UNMIK ON AIR
14 May 2003
Serb Baby Born In Prishtina Hospital
(Zoran Culafic)
Hello and welcome to UNMIK ON AIR with Eranda Bobaj and Martin Redi
Four years after the conflict, Kosovo’s Albanian majority and Serb minority still live in an atmosphere of deep distrust and suspicion. Their lives continue to run on parallel lines, living beside and not with the other. Apart from the political aspects, the ongoing standoff creates a lot of headaches in everyday life, for both communities.
Which is why the birth of a Serb baby in a Prishtina hospital last week was greeted with joy – not just the natural delight in the entry of a new being into the world, but a sign that inter-ethnic cooperation is possible and is happening.
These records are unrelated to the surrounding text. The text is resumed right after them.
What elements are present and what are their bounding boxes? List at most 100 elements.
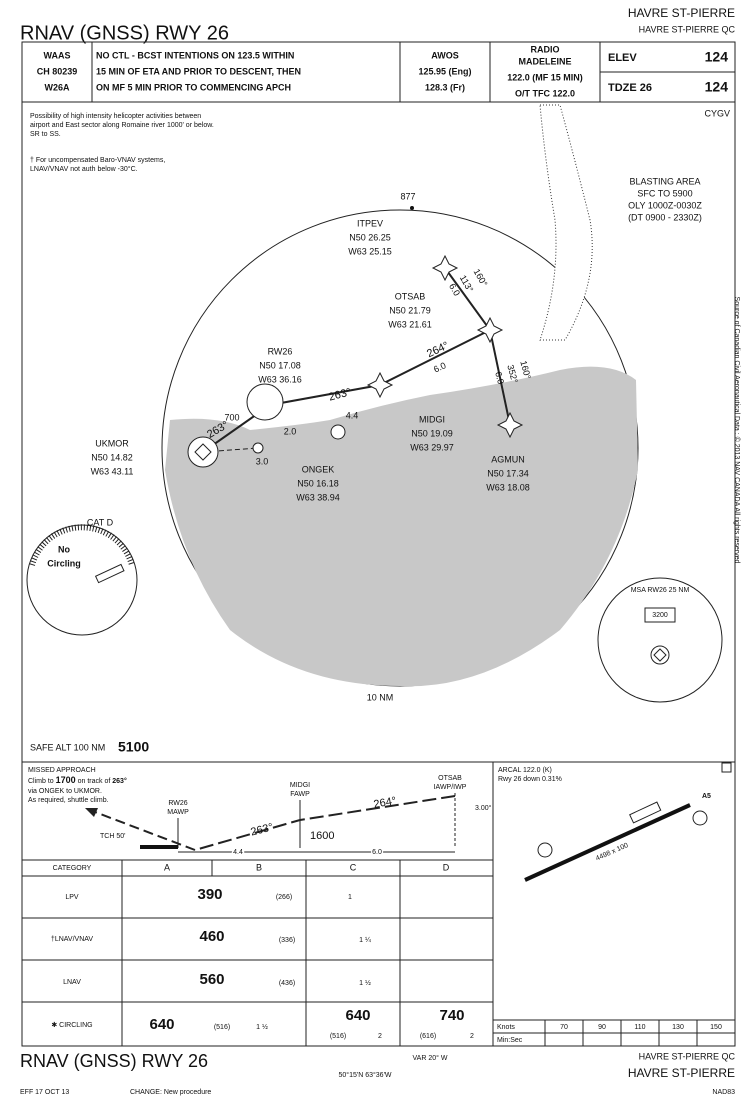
circling-cat: CAT D [87,517,114,527]
hac: (516) [214,1024,230,1031]
chart-shape [496,411,524,439]
wp-lat: N50 21.79 [389,305,431,315]
wp-lon: W63 38.94 [296,492,340,502]
distance: 6.0 [372,849,382,856]
chart-shape [21,859,494,1047]
spot-height-label: 877 [400,191,415,201]
radio: O/T TFC 122.0 [515,88,575,98]
wp-name: MIDGI [419,414,445,424]
spot-height-label: 700 [224,412,239,422]
col-head: D [443,862,450,872]
mda: 640 [149,1016,174,1033]
msa-circle [597,577,723,703]
wp-lat: N50 26.25 [349,232,391,242]
row-head: LPV [65,894,79,901]
chart-shape [629,801,662,824]
circling-circle [26,524,138,636]
chart-shape [650,645,670,665]
note: airport and East sector along Romaine ri… [30,122,214,129]
wp-name: RW26 [268,346,293,356]
chart-shape [252,442,264,454]
wp-lat: N50 14.82 [91,452,133,462]
distance: 4.4 [233,849,243,856]
airport-box [492,761,736,1047]
chart-shape [692,810,708,826]
rwy-label: A5 [702,793,711,800]
col-head: A [164,862,170,872]
mda: 740 [439,1007,464,1024]
chart-shape [721,762,732,773]
chart-shape [431,254,459,282]
waas: WAAS [44,50,71,60]
blasting: SFC TO 5900 [637,188,692,198]
wp-lat: N50 16.18 [297,478,339,488]
note: NO CTL - BCST INTENTIONS ON 123.5 WITHIN [96,50,294,60]
missed-text: As required, shuttle climb. [28,797,109,804]
tdze: 124 [705,79,729,95]
footer-airport: HAVRE ST-PIERRE [628,1066,735,1080]
msa-label: MSA RW26 25 NM [631,587,690,594]
blasting-area [539,104,593,341]
distance: 6.0 [493,370,506,385]
wp-lon: W63 36.16 [258,374,302,384]
knots: 90 [598,1024,606,1031]
distance: 3.0 [256,456,269,466]
knots: 130 [672,1024,684,1031]
chart-shape [366,371,394,399]
footer-title: RNAV (GNSS) RWY 26 [20,1051,208,1071]
blasting: (DT 0900 - 2330Z) [628,212,702,222]
hac: (516) [330,1033,346,1040]
vis: 1 [348,894,352,901]
wp-name: UKMOR [95,438,129,448]
wp-lat: N50 17.08 [259,360,301,370]
wp-lon: W63 21.61 [388,319,432,329]
chart-shape [29,524,135,566]
knots: 110 [634,1024,645,1031]
wp-lon: W63 25.15 [348,246,392,256]
note: SR to SS. [30,131,61,138]
knots: 70 [560,1024,568,1031]
water [165,366,638,687]
distance: 6.0 [432,360,448,374]
fix: FAWP [290,791,310,798]
ident: CYGV [704,108,730,118]
hat: (266) [276,894,292,901]
wp-name: OTSAB [395,291,426,301]
vis: 1 ½ [359,979,371,987]
row-head: LNAV [63,979,81,986]
col-head: B [256,862,262,872]
source: Source of Canadian Civil Aeronautical Da… [733,297,741,564]
datum: NAD83 [712,1089,735,1096]
var: VAR 20° W [413,1054,448,1062]
radio: RADIO [531,44,560,54]
col-head: CATEGORY [53,865,92,872]
fix: OTSAB [438,775,462,782]
fix: IAWP/IWP [434,784,467,791]
chart-shape [194,443,212,461]
t: 1700 [56,775,76,785]
chart-shape [653,648,667,662]
mda: 560 [199,971,224,988]
waypoint-symbols [187,254,524,468]
chart-shape [537,842,553,858]
tdze-label: TDZE 26 [608,82,652,94]
elev-label: ELEV [608,52,637,64]
wp-id: W26A [44,82,70,92]
knots: 150 [710,1024,722,1031]
col-head: C [350,862,357,872]
da: 390 [197,886,222,903]
missed-title: MISSED APPROACH [28,767,96,774]
airport-note: Rwy 26 down 0.31% [498,776,562,783]
chart-shape [140,845,178,849]
chart-shape [330,424,346,440]
note: LNAV/VNAV not auth below -30°C. [30,165,138,173]
fix: MAWP [167,809,189,816]
elev: 124 [705,49,729,65]
da: 460 [199,928,224,945]
fawp-alt: 1600 [310,830,334,842]
chart-shape [94,811,196,851]
distance: 4.4 [346,410,359,420]
course: 264° [373,795,398,811]
wp-lat: N50 19.09 [411,428,453,438]
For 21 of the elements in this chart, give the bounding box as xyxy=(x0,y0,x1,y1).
Jelena Lazic, a woman in her early twenties, lives in Pasjane village near Gnjilane/Gjilan. She was expecting to give birth in early May and planned to travel to Vranje, a town in south Serbia, a few days in advance. But, as it happens so often, life tends to take its own course sometimes.
And Jelena’s baby decided to announce its arrival when she was still in kosovo. But when she arrived at the Serb hospital in Gracanica, doctors found her baby was underdeveloped and that her life could be in danger if she gave birth in that hospital, which didn’t have the necessary equipment.
Jelena’s only hope was to give birth in the hospital in Pristina. The important thing, she says is that everything went smoothly and that both she and baby are well.
Jelena Lazic: It was
urgent and we did not know where to go. First we wanted to go to Vranje but
instead we decided to go to Gracanica. They accepted me in Gracanica, but it
was very risky, I was told, and thus they sent me to Pristina. Here they
received me well, I was frightened for the baby because in Gracanica they told
me she was losing control and that her heart was stopping, but here, after I
gave birth; they said the baby was small, just 1.800 kg. But OK.
Dr. Lumnie Syla was visibly proud when he told us that Jelena is doing just fine and the baby too is improving by the day.
Dr. Lumnie Syla: The patient Jelena came here on the 6th of May, 2003, she gave birth prematurely, she was admitted to the intensive care unit and has been treated like all the other patients in our clinic. The baby is now doing fine. In the beginning, the baby’s condition was worrying, and we had to keep her under an oxygen tent until her situation improved. She is now in an incubator due to the premature birth and the low weight. But she is all right now. She is breastfeeding. Everything is fine.
Some 35 to 40 babies are born each day in the clinic, the majority to K-Albanian women from the Pristina region. But head nurse, Sadije Prenici told us that this is not the first case of a Serb woman giving birth in Pristina since the conflict ended.
Sadije Prenici: It is
not the first time since the war ended that patients from other nationalities
have given birth in our hospital. As far as I can recall, there have been
around ten or more cases up to now. And I suggest you ask the mother herself
about her feelings in being here and in our clinic, we have never discriminated
against patients, not now nor before the war nor even before the 90s. Everyone
is treated in the same way; no matter whether she comes from Belgrade, from Raska,
from Prizren or from Pristina. For us every patient is a patient.
Jelena has not problems about the way she was received in the Prishtina hospital and is grateful for the excellent treatment she received. The medical personnel, especially, she stresses, all of them K-Albanians, have been very nice with her, even though she does not speak or understand Albanian.
Jelena Lazic: We communicate somehow. They speak Serbian, I
do not speak Albanian at all, but it is good. Everything is super. I’m satisfied
here; everyone is good to me, and the nurses, the doctors and those women lying
here in the room with me. I have no words to describe my feelings. All of them
are indeed very good, I’m not frightened at all. Actually I was not afraid for
myself even before, but for my baby’s health. I really have no words to say how
good things have been; everything is really good.
Jelena Lazic: I’m happy,
every mother is happy, that is normal.
First of all, I’m happy that she is alive; that is the first thing, and
everything else is secondary.
What can be more innocent than a newborn baby? And what could be a more fitting “welcome into our world present” for little Cristina and all the other babies being born today than a Kosovo free of ethnic hatred and distrust?
And that does it for this edition of UNMIK ON AIR. Thanks for listening.